A Snapshot of Korea's Squeezed Middle
Eight out of every 10 middle-class Koreans feel they are poor, and a majority of them face falling into poverty after retirement. Few have the capacity to save up for their retirement due to the high cost of living and education of their children.
As a result, most retirees have no means of supporting themselves other than paltry monthly payments from the National Pension Service.
NH Investment and Securities in a report released Wednesday detailed the characteristics of Korea's average middle-class household. Statistics Korea classifies middle class as people earning between W1.88 million and W5.63 million a month, and 65.4 percent of total households still fall into this category (US$1=W1,182).
NH surveyed 1,128 middle-class people in their 30s to 50s.
◆ Ordinary Lives
The survey suggests that the average middle-class household owns a 102.4 sq.m apartment and a mid-sized or larger car, drinks 2.1 cups of coffee a day, spends W6,200 on lunch and works 8.2 hours a day.
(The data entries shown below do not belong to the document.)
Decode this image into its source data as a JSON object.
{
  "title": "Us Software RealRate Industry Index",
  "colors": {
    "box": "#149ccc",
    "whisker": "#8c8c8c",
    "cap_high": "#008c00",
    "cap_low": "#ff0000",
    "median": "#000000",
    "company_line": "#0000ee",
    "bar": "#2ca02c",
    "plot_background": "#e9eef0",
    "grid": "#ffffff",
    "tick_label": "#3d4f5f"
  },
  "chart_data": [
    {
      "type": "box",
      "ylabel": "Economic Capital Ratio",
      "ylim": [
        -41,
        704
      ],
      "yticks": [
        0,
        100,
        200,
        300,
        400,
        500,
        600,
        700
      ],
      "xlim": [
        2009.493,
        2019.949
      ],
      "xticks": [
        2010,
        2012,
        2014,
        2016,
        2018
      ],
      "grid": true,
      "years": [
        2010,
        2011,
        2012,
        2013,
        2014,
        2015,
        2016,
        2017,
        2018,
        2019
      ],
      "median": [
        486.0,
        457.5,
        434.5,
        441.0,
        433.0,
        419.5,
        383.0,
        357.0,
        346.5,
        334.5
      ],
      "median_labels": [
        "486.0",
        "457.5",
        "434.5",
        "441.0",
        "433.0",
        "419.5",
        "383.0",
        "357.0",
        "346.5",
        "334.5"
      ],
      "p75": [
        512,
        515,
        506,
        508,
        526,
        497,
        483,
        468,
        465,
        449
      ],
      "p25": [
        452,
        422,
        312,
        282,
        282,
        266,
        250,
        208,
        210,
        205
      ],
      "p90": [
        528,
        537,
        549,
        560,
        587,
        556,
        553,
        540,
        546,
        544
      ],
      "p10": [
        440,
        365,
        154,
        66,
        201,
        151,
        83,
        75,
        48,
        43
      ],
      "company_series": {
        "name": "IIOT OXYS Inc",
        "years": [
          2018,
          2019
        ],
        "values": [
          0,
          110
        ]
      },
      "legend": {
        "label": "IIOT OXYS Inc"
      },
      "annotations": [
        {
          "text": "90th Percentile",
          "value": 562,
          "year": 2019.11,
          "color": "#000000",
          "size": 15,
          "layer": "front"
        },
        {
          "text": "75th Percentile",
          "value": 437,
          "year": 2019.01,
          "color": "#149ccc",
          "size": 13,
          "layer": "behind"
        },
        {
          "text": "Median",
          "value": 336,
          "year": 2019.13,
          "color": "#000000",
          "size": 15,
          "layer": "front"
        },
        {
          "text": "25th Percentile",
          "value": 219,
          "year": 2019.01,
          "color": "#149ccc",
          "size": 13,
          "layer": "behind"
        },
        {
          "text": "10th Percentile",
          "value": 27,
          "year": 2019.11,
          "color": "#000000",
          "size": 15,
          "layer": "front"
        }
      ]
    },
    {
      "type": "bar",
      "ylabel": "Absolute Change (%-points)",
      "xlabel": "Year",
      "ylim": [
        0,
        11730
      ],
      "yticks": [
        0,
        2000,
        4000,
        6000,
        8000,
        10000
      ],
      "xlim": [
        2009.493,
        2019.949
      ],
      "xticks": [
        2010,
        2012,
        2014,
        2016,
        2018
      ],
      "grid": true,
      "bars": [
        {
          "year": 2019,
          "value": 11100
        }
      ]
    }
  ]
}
Middle-class workers spend only 1.7 hours on average a day with their family, but half of them went on holiday overseas over the last three years. They saw a movie or attended some other cultural performance 0.9 times a month.
But only 19.8 percent of the respondents see themselves as middle class, while 79.1 percent claim they are in the low-income bracket. They say they would need a monthly salary of at least W5.15 million to satisfy the living standards they desired, and net assets of at least W660 million.
Instead, their average assets are W230 million. Statistics Korea classifies middle class households based on monthly income, but NH says consumption and quality of life factors must also be considered.
◆ Poverty After Retirement
Also, 39.9 percent of the people surveyed said their monthly income after retirement would be less than W1 million a month, the lowest limit for a senior citizen to still be considered middle class.
That means four out of 10 believe they will end up being poor after retirement. The proportion is higher among men in their 50s nearing retirement.
What makes their anxiety plausible is that as many as 48.7 percent said that they are not preparing for retirement, while 11.3 percent admit they do not know what their financial situation after retirement will be.
A mere 13.9 percent are saving money in the National Pension Service, retirement pension run by the Labor Ministry and private pension programs. NH said many want to save up for their retirement but do not have the capacity.
Each household spends W373,000 a month on private crammers for their children and W136,000 on the weddings or funerals of friends and relatives. These extra expenditures make it nigh-impossible to save up for retirement.
"Living a middle class life is not as easy as it sounds," said Lee Yun-hak, an expert in senior living. "It's a good idea to postpone retirement as long as possible or start putting money aside in pension programs and live in smaller homes."